Het aanvankelijke fiasco lag waarschijnlijk aan twee factoren. Het werk werd in de schaduw gesteld door de spraakmakende première van Stravinsky’s Sacre twee weken later. Bovendien was het met net geen twintig minuten niet alleen te kort met slechts twee dansen maar ook te schamel van inhoud.
Het ballet begint bij zonsondergang in een tuin waar een jongen en een meisje zoeken naar een verloren bal. Ze spelen spelletjes die steeds erotischer worden tot een tweede tennisbal voor hun voeten landt en de betovering wordt verbroken, waarna ze verschrikt wegrennen in de nacht.
Misschien werkte het ingehouden karakter van de muziek met ongrijpbare melodieën en texturen ook niet mee.

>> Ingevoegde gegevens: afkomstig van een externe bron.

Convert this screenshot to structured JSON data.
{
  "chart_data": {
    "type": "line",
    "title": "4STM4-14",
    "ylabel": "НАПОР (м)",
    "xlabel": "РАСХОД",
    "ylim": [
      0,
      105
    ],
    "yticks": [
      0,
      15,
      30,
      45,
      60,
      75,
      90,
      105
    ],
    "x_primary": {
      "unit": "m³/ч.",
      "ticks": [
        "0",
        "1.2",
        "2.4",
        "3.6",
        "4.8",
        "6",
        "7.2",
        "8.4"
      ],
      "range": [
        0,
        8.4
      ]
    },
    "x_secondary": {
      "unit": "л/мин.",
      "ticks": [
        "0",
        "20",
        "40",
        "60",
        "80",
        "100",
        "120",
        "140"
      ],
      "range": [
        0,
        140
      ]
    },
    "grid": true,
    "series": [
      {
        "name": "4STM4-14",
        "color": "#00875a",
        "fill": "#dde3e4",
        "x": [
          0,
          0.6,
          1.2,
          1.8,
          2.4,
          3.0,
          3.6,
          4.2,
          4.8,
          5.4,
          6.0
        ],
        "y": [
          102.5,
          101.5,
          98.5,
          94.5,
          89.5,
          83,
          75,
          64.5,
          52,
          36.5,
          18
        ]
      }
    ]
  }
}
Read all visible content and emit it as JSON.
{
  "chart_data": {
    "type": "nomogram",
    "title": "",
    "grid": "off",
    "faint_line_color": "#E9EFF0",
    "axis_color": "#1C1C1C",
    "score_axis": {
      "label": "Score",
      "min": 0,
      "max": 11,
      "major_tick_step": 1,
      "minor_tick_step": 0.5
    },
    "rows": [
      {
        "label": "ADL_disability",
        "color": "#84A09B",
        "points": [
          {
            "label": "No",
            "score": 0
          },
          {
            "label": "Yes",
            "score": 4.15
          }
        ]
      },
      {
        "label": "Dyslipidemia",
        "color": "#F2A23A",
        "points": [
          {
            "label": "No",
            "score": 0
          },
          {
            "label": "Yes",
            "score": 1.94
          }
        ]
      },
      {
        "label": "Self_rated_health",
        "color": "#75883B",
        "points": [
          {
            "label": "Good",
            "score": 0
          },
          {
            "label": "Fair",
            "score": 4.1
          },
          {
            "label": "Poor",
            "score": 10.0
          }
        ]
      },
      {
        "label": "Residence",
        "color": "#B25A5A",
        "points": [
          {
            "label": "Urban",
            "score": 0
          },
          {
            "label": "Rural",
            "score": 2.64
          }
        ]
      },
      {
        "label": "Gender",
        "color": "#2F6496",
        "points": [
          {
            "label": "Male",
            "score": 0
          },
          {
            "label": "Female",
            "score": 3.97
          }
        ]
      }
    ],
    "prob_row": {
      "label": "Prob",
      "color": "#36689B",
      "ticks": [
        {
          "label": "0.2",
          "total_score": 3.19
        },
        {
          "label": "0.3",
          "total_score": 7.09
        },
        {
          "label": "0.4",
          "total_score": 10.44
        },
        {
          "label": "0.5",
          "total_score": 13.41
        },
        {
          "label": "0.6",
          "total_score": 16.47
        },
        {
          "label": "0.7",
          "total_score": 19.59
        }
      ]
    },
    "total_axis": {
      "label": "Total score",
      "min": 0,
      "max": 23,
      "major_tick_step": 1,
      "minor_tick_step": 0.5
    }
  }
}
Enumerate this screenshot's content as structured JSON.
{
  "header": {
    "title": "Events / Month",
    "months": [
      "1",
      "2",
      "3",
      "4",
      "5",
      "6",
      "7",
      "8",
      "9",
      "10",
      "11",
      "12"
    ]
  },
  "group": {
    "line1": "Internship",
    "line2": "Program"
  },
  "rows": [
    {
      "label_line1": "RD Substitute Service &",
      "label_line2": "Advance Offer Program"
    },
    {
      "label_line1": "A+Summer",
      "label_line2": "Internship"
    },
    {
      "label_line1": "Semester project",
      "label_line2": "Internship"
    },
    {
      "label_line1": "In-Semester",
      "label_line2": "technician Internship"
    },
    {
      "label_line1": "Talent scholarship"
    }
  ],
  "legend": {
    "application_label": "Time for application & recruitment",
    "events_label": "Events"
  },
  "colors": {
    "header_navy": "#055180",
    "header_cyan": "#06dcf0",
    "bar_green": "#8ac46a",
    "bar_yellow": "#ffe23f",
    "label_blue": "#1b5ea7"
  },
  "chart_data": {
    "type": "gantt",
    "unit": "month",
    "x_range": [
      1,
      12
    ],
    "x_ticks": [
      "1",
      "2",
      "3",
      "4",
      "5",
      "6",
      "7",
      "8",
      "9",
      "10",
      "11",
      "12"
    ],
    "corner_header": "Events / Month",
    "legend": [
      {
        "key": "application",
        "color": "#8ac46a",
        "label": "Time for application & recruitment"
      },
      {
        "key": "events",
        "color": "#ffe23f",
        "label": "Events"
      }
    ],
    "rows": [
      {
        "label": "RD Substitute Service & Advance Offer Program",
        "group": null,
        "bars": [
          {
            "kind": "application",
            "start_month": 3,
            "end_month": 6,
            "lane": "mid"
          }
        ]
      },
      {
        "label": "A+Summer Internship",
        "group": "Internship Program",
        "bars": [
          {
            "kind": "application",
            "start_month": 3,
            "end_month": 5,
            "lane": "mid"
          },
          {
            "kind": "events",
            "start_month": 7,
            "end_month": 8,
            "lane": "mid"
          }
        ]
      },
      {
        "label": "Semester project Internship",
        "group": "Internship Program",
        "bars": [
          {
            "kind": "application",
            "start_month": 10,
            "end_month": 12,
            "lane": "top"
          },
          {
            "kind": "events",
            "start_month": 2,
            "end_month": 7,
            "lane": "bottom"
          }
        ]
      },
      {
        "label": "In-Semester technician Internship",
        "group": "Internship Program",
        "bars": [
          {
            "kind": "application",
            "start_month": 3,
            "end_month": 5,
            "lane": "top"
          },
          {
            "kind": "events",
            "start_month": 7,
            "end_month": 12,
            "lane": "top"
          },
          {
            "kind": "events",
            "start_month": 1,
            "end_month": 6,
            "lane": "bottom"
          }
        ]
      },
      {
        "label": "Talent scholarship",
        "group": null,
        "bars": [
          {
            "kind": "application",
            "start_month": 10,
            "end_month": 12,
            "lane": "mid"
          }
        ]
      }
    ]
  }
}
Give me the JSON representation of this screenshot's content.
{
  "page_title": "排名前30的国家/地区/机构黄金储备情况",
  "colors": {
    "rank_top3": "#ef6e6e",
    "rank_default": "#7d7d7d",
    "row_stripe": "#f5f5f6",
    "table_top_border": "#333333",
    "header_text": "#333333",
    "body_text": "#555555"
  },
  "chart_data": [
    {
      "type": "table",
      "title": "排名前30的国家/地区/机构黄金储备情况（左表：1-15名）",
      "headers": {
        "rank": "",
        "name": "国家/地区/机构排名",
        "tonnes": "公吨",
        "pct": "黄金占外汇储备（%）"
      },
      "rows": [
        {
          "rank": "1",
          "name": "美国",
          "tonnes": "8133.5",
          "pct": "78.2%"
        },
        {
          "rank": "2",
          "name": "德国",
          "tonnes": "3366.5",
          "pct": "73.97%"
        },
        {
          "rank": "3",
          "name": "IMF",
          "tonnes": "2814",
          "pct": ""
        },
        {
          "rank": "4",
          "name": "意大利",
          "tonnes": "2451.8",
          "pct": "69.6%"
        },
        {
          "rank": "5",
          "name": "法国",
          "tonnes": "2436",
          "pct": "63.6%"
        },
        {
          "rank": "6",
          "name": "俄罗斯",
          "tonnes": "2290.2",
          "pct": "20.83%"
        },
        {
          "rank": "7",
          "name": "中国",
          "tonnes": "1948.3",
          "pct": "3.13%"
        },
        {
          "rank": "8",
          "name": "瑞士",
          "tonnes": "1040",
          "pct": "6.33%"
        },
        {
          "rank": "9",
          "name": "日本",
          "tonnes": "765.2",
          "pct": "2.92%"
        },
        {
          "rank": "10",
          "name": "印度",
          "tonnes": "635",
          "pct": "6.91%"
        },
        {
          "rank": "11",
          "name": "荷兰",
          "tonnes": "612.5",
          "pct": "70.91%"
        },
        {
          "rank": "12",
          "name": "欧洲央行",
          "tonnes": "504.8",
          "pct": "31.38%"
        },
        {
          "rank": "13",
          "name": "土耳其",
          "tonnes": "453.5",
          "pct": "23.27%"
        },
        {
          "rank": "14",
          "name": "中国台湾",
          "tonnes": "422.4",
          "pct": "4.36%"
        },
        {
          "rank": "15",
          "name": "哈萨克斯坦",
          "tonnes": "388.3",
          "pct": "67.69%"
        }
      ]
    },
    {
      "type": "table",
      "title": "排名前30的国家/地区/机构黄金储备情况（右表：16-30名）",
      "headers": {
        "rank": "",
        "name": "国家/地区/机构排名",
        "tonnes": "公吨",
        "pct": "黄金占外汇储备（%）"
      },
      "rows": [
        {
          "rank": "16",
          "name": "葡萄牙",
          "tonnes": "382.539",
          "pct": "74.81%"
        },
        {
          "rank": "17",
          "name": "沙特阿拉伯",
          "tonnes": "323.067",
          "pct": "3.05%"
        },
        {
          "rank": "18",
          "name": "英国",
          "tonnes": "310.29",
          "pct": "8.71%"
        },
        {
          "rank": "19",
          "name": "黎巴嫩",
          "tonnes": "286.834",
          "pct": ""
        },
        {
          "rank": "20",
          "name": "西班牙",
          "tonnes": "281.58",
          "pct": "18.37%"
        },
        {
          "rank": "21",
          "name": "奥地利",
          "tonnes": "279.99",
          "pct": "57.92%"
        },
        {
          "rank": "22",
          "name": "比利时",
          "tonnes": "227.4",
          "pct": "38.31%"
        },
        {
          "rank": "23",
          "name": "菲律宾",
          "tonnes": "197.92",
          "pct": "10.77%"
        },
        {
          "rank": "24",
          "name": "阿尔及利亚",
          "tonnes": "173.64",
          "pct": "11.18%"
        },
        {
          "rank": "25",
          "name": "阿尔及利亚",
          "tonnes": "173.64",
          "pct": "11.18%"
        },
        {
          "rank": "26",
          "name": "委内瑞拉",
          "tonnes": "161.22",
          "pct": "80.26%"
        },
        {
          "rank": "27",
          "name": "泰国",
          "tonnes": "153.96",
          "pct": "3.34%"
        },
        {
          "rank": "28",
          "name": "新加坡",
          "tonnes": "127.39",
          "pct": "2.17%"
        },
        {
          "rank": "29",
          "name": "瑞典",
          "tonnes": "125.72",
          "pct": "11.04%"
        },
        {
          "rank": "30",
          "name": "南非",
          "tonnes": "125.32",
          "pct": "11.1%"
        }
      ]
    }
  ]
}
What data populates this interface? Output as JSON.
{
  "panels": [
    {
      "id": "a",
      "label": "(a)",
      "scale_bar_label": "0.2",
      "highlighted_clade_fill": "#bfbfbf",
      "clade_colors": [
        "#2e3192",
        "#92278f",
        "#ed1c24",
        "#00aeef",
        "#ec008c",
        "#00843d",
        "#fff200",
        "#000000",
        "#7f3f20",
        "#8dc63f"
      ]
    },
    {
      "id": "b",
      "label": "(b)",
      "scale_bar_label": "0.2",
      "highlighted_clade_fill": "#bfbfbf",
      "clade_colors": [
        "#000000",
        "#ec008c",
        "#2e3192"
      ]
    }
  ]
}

Het begin is heel raadselachtig voordat de spelletjes beginnen en flarden van thema’s gaan rondwervelen, even naar de achtergrond wijken en weer heviger tevoorschijn komen, maar pas de volle aandacht krijgen in de haast uitzinnige wals aan het slot.
Het was Victor de Sabata die in 1947 voor een der eerste geslaagde opnamen van het werk zorgde (Testament SBT 1108). Daarna volgden Haitink (Philips 438.742-2), Martinon (EMI 365.235-2), maar nu lukt het ook Tilson Thomas om dit vrij lastig in al zijn gelaagdheid te realiseren werk door een combinatie van precisie en plooibaarheid op betoverende wijze te realiseren. Hij zorgt er ook voor dat de individuele kleur timbres heel mooi en helder klinken. Maar ook het licht atletische karakter van de sportieve kinderen wordt goed getroffen.
Geen wonder dat zo’n aanpak ook de stemmingsbeelden van de Images ten goede komt en de zeseneenhalve minuut van het kort na de Préludes in 1910 geschreven pianowerk La plus que lente klinkt heel kleurig en sfeervol. Een wonderwel gelukt Debussyprogramma.